Repetitive chewing, lip-smacking, or tongue movements when an older person is not eating is a common phenomenon. This involuntary behavior is often referred to as “phantom chewing” or “mouthing,” representing an uncontrolled movement of the facial and oral muscles. While the behavior can be a response to simple physical discomfort, it frequently indicates an underlying neurological change or a side effect of certain long-term medications. Understanding the source of these movements is the first step toward management and treatment.
Understanding Involuntary Orofacial Movements
Many involuntary movements of the mouth and face are classified as Dyskinesia, which describes abnormal, uncontrolled motion. These chewing motions specifically fall under Orofacial Dyskinesia, relating to the mouth, tongue, and jaw muscles. The origin of these movements is typically traced back to the basal ganglia, a group of structures deep within the brain responsible for regulating motor control. The basal ganglia act like a filter, ensuring that only desired movements are executed while unwanted movements are suppressed.
When the basal ganglia circuits become damaged or dysfunctional, this filtering process fails, leading to uncontrolled, repetitive movements. In some cases, these movements are classified as “spontaneous” or “idiopathic” orofacial dyskinesia, meaning no clear cause is identified other than age-related neurodegenerative change. This spontaneous form may affect a notable percentage of older individuals, even those who have never taken medications associated with movement disorders.

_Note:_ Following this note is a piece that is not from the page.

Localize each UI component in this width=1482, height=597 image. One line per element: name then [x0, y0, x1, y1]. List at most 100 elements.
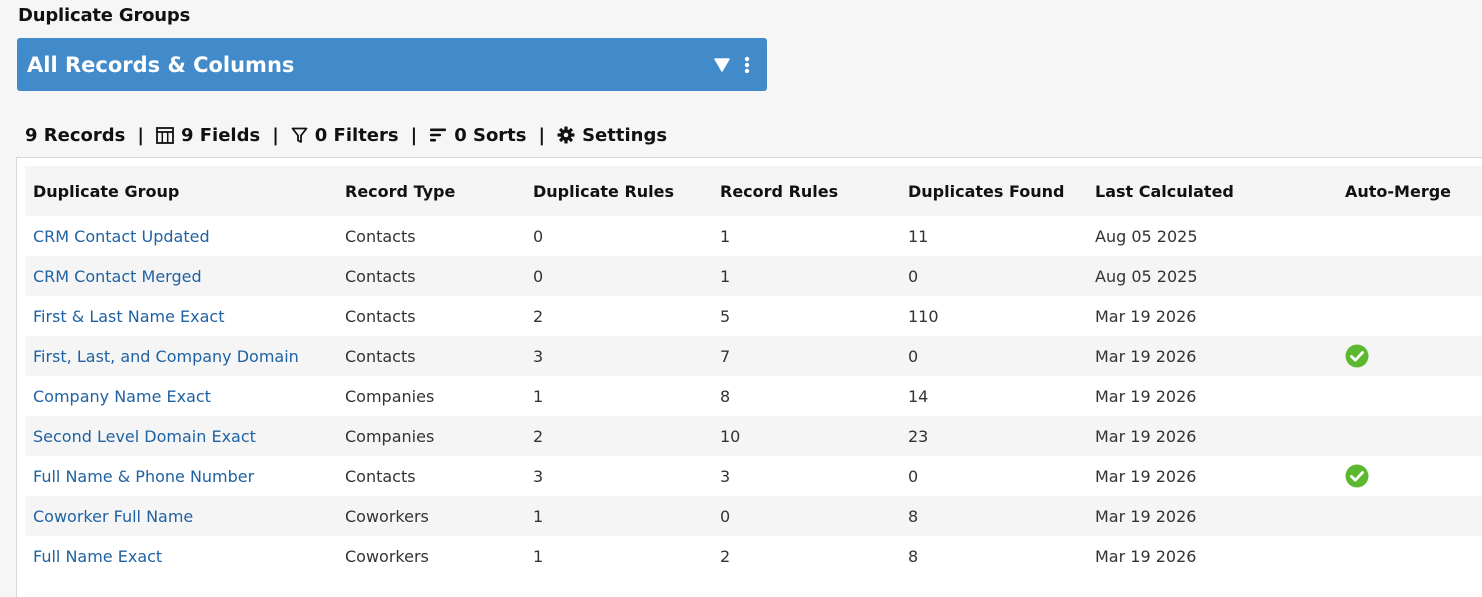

In addition to idiopathic forms, conditions that affect the basal ganglia can also lead to these symptoms. Parkinson’s disease, for example, involves the loss of dopamine-producing cells in this brain region. While the disease is generally associated with tremors and slowed movement, the complex neurochemical changes can sometimes result in involuntary mouth and jaw movements. Furthermore, the long-term use of Levodopa, a common medication used to manage Parkinson’s symptoms, can also induce its own form of dyskinesia.
Medication-Related Dyskinesias
A common cause of involuntary chewing motions in older adults is Tardive Dyskinesia (TD), a movement disorder that develops after prolonged use of certain medications. The term “tardive” means delayed, reflecting that symptoms often appear months or even years after starting the drug.
Tardive Dyskinesia is primarily linked to drugs that block dopamine receptors in the brain, often used to treat psychiatric or gastrointestinal conditions. These medications include first-generation antipsychotics, such as Haloperidol or Chlorpromazine, prescribed for decades to manage conditions like schizophrenia. The chronic blocking of dopamine receptors is thought to lead to hypersensitivity in the dopamine system, resulting in uncontrolled muscle movements.
A relevant cause for many older individuals is the use of certain anti-nausea or digestive motility medications. Specific drugs, such as metoclopramide (used to treat chronic acid reflux or delayed stomach emptying), carry a risk of causing Tardive Dyskinesia, especially with long-term use. TD symptoms are frequently concentrated in the face and mouth, presenting as lip-smacking, tongue protrusion, or rhythmic chewing motions. These movements can become permanent even after the causative medication is stopped.
Non-Neurological and Environmental Factors
Not all involuntary mouth movements stem from neurological or medication-induced changes; some are triggered by physical discomforts in the oral cavity. Xerostomia, commonly known as chronic dry mouth, is a frequent contributor. Many older adults take medications for high blood pressure or depression that reduce saliva production, leading to persistent dryness.
An individual with dry mouth may engage in repetitive chewing or tongue movements in an attempt to stimulate the salivary glands and moisten the mouth. This is often accompanied by an increased need to drink water or difficulty speaking or swallowing. Another physical cause involves poorly fitting or loose dental appliances, such as dentures. A person may constantly adjust the denture or move their jaw to find a comfortable position, creating the appearance of habitual chewing.
The constant motion may also develop as a learned behavior or a response to stress. Repetitive jaw movements can be a physical manifestation of anxiety or stress, similar to fidgeting with hands. In the context of cognitive decline, a person with dementia might exhibit perseveration—a tendency to repeat a gesture or action—which can manifest as persistent mouthing or chewing.
Next Steps and Seeking Medical Guidance
If you observe a pattern of involuntary chewing or mouthing, the first step is to thoroughly review the individual’s current and past medication list. Look for drugs known to affect dopamine or those known to cause dry mouth, including both prescription and over-the-counter medications. Never abruptly stop a prescribed medication, but bring the full list to a healthcare professional for evaluation.
It is helpful to document the movements, noting their frequency, the time of day they occur, and any factors that seem to worsen or briefly stop them. This detailed information will assist a doctor in determining whether the cause is a reversible factor (like a dental issue or dry mouth) or a chronic neurological condition. Managing these movements often involves adjusting medication dosages, switching to alternative drugs, or treating underlying causes like dry mouth with specific therapies.